Entre elas, a de outros jornalistas que trabalharam no mesmo canal.
“Amiga, você vai brilhar em qualquer tela de TV. É uma grande repórter e uma pessoa muito querida”, desejou Isabela Scalabrini, aposentada do vídeo desde 2023.
Vandrey Pereira, hoje correspondente da Record nos Estados Unidos, também se manifestou.
“Aprendi que não somos a empresa onde trabalhamos. Você é muito maior do que imagina e sempre é tempo de se reinventar e voar mais alto.”
Numa postagem feita no calor da demissão, no início de julho, Graciela se disse “bem triste”. Dias depois, escreveu que está “organizando” os sentimentos.
Na quarta-feira (9), ela retomou a vida social.
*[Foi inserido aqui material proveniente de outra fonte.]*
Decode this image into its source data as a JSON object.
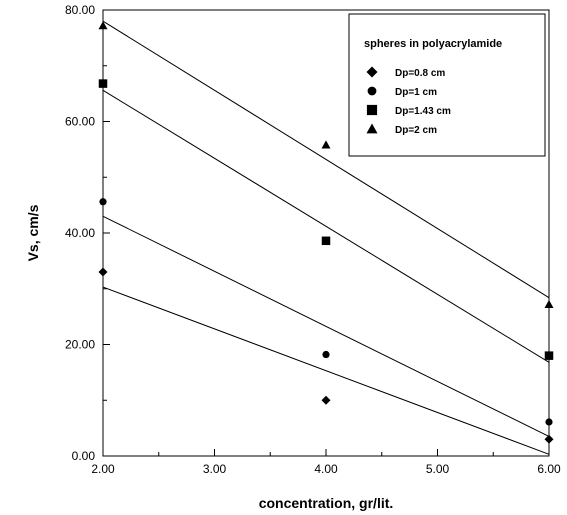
{
  "chart_data": {
    "type": "scatter",
    "title": "",
    "xlabel": "concentration, gr/lit.",
    "ylabel": "Vs, cm/s",
    "xlim": [
      2.0,
      6.0
    ],
    "ylim": [
      0.0,
      80.0
    ],
    "x_ticks": [
      2.0,
      3.0,
      4.0,
      5.0,
      6.0
    ],
    "x_tick_labels": [
      "2.00",
      "3.00",
      "4.00",
      "5.00",
      "6.00"
    ],
    "y_ticks": [
      0.0,
      20.0,
      40.0,
      60.0,
      80.0
    ],
    "y_tick_labels": [
      "0.00",
      "20.00",
      "40.00",
      "60.00",
      "80.00"
    ],
    "grid": false,
    "legend": {
      "title": "spheres in polyacrylamide",
      "placement": "top-right"
    },
    "series": [
      {
        "name": "Dp=0.8 cm",
        "marker": "diamond",
        "x": [
          2.0,
          4.0,
          6.0
        ],
        "y": [
          33.0,
          10.0,
          3.0
        ],
        "fit_line": [
          [
            2.0,
            30.3
          ],
          [
            6.0,
            0.3
          ]
        ]
      },
      {
        "name": "Dp=1 cm",
        "marker": "circle",
        "x": [
          2.0,
          4.0,
          6.0
        ],
        "y": [
          45.6,
          18.2,
          6.1
        ],
        "fit_line": [
          [
            2.0,
            43.0
          ],
          [
            6.0,
            3.5
          ]
        ]
      },
      {
        "name": "Dp=1.43 cm",
        "marker": "square",
        "x": [
          2.0,
          4.0,
          6.0
        ],
        "y": [
          66.8,
          38.6,
          18.0
        ],
        "fit_line": [
          [
            2.0,
            65.6
          ],
          [
            6.0,
            16.8
          ]
        ]
      },
      {
        "name": "Dp=2 cm",
        "marker": "triangle",
        "x": [
          2.0,
          4.0,
          6.0
        ],
        "y": [
          77.2,
          55.8,
          27.2
        ],
        "fit_line": [
          [
            2.0,
            78.0
          ],
          [
            6.0,
            28.4
          ]
        ]
      }
    ]
  }
}
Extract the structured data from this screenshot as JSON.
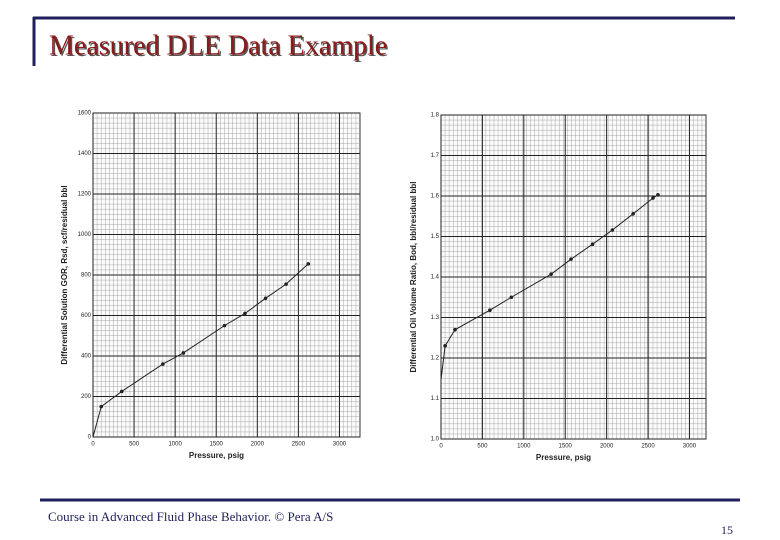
{
  "slide": {
    "title": "Measured DLE Data Example",
    "footer": "Course in Advanced Fluid Phase Behavior. © Pera A/S",
    "page": "15"
  },
  "chart_data": [
    {
      "type": "line",
      "x_label": "Pressure, psig",
      "y_label": "Differential Solution GOR, Rsd, scf/residual bbl",
      "x": [
        0,
        100,
        350,
        850,
        1100,
        1600,
        1850,
        2100,
        2350,
        2620
      ],
      "series": [
        {
          "name": "Rsd",
          "color": "#222222",
          "values": [
            0,
            150,
            225,
            360,
            415,
            550,
            610,
            685,
            755,
            855
          ]
        }
      ],
      "xlim": [
        0,
        3250
      ],
      "xticks": [
        0,
        500,
        1000,
        1500,
        2000,
        2500,
        3000
      ],
      "ylim": [
        0,
        1600
      ],
      "yticks": [
        0,
        200,
        400,
        600,
        800,
        1000,
        1200,
        1400,
        1600
      ],
      "grid": true
    },
    {
      "type": "line",
      "x_label": "Pressure, psig",
      "y_label": "Differential Oil Volume Ratio, Bod, bbl/residual bbl",
      "x": [
        0,
        50,
        170,
        590,
        850,
        1330,
        1570,
        1830,
        2070,
        2320,
        2560,
        2620
      ],
      "series": [
        {
          "name": "Bod",
          "color": "#222222",
          "values": [
            1.146,
            1.23,
            1.27,
            1.318,
            1.35,
            1.407,
            1.444,
            1.481,
            1.516,
            1.556,
            1.595,
            1.603
          ]
        }
      ],
      "xlim": [
        0,
        3200
      ],
      "xticks": [
        0,
        500,
        1000,
        1500,
        2000,
        2500,
        3000
      ],
      "ylim": [
        1,
        1.8
      ],
      "yticks": [
        {
          "value": 1,
          "label": "1.0"
        },
        1.1,
        1.2,
        1.3,
        1.4,
        1.5,
        1.6,
        1.7,
        1.8
      ],
      "grid": true
    }
  ]
}
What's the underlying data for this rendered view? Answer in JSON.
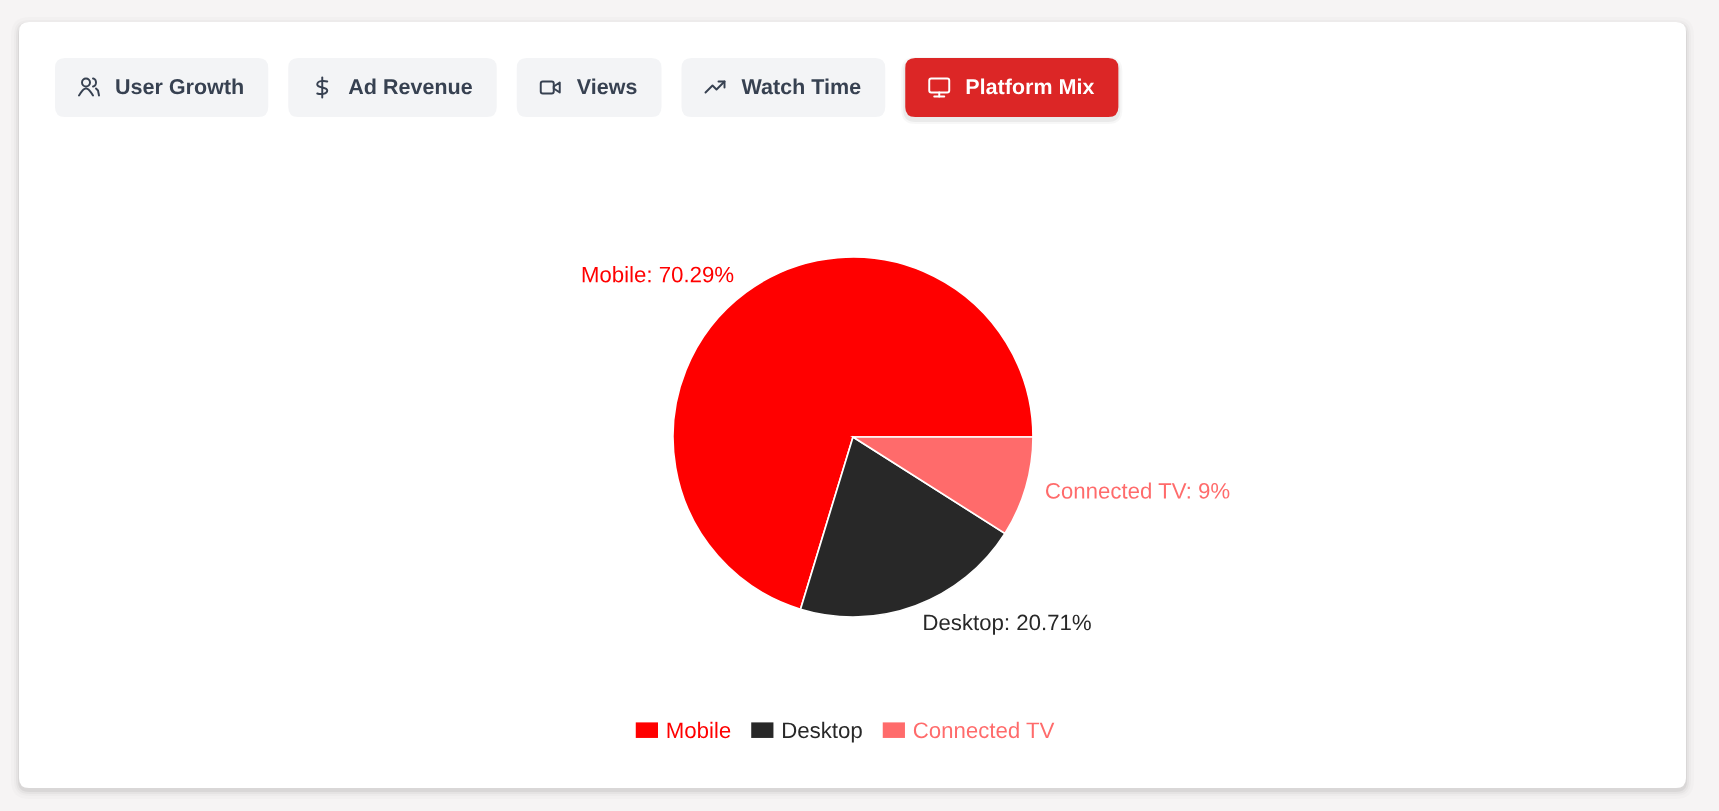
{
  "chart_data": {
    "type": "pie",
    "title": "Platform Mix",
    "annotations": [
      "User Growth",
      "Ad Revenue",
      "Views",
      "Watch Time"
    ],
    "categories": [
      "Mobile",
      "Desktop",
      "Connected TV"
    ],
    "values": [
      70.29,
      20.71,
      9
    ],
    "colors": [
      "#ff0000",
      "#282828",
      "#ff6b6b"
    ],
    "value_labels": [
      "Mobile: 70.29%",
      "Desktop: 20.71%",
      "Connected TV: 9%"
    ],
    "legend": "bottom"
  }
}
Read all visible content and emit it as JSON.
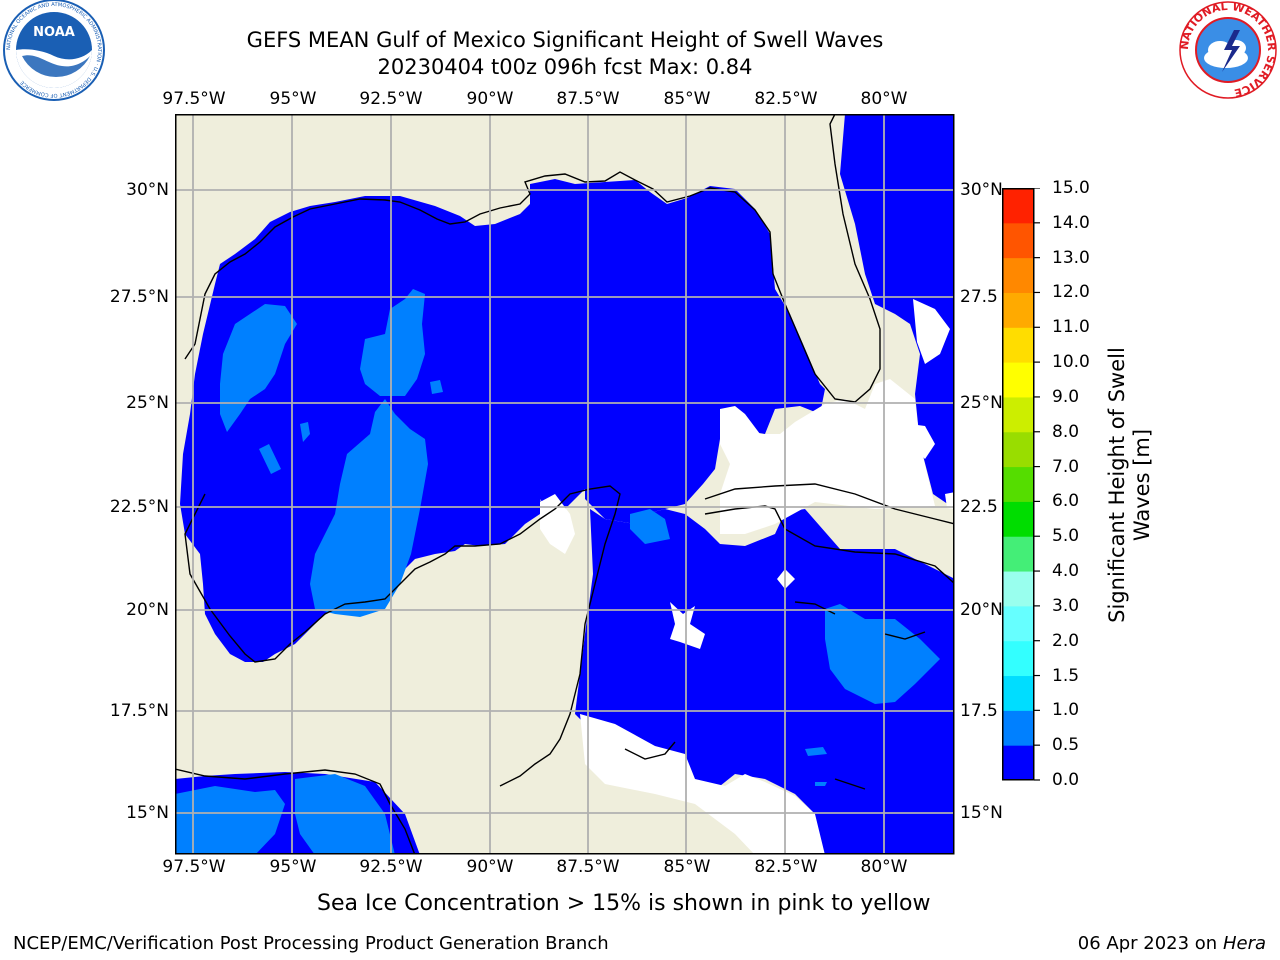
{
  "header": {
    "title_line1": "GEFS MEAN Gulf of Mexico Significant Height of Swell Waves",
    "title_line2": "20230404 t00z 096h fcst   Max: 0.84"
  },
  "logos": {
    "noaa": {
      "text": "NOAA",
      "ring_text": "NATIONAL OCEANIC AND ATMOSPHERIC ADMINISTRATION · U.S. DEPARTMENT OF COMMERCE",
      "color": "#1a5fb4"
    },
    "nws": {
      "ring_text": "NATIONAL WEATHER SERVICE",
      "color": "#e01b24"
    }
  },
  "map": {
    "land_color": "#efeedc",
    "ocean_color": "#0000ff",
    "grid_color": "#b0b0b0",
    "lon_labels": [
      "97.5°W",
      "95°W",
      "92.5°W",
      "90°W",
      "87.5°W",
      "85°W",
      "82.5°W",
      "80°W"
    ],
    "lat_labels": [
      "30°N",
      "27.5°N",
      "25°N",
      "22.5°N",
      "20°N",
      "17.5°N",
      "15°N"
    ],
    "lat_labels_right": [
      "30°N",
      "27.5",
      "25°N",
      "22.5",
      "20°N",
      "17.5",
      "15°N"
    ]
  },
  "colorbar": {
    "title_line1": "Significant Height of Swell",
    "title_line2": "Waves [m]",
    "ticks": [
      "0.0",
      "0.5",
      "1.0",
      "1.5",
      "2.0",
      "3.0",
      "4.0",
      "5.0",
      "6.0",
      "7.0",
      "8.0",
      "9.0",
      "10.0",
      "11.0",
      "12.0",
      "13.0",
      "14.0",
      "15.0"
    ],
    "colors": [
      "#0000ff",
      "#0080ff",
      "#00ddff",
      "#33ffff",
      "#66ffff",
      "#99ffee",
      "#44ee77",
      "#00dd00",
      "#55dd00",
      "#99dd00",
      "#ccee00",
      "#ffff00",
      "#ffdd00",
      "#ffaa00",
      "#ff8800",
      "#ff5500",
      "#ff2200",
      "#ff0000"
    ]
  },
  "caption": "Sea Ice Concentration > 15% is shown in pink to yellow",
  "footer": {
    "left": "NCEP/EMC/Verification Post Processing Product Generation Branch",
    "date": "06 Apr 2023 on ",
    "machine": "Hera"
  }
}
Foi a um show num clube de jazz em Belo Horizonte.
O peso do salário
Agora recorrentes nas redes de TV, as dispensas de jornalistas experientes como Graciela Andrade têm quase sempre o mesmo motivo: redução de despesas.
O tempo de casa faz os veteranos terem salário mais alto. Quando a conta não fecha, acabam sacrificados em nome da economia.
Compreende-se que as empresas de comunicação não estão imunes às crises.
Mas, quando abrem mão de jornalistas competentes e com imagem tão vinculada à emissora, corre-se o risco de enfraquecer a credibilidade construída pela relação entre o público e esses profissionais.
Em tempos de intensa disputa por audiência e atenção, rostos conhecidos representam muito mais do que um custo na folha de pagamento.
São parte da identidade da marca e do vínculo emocional que mantém o telespectador fiel ao canal.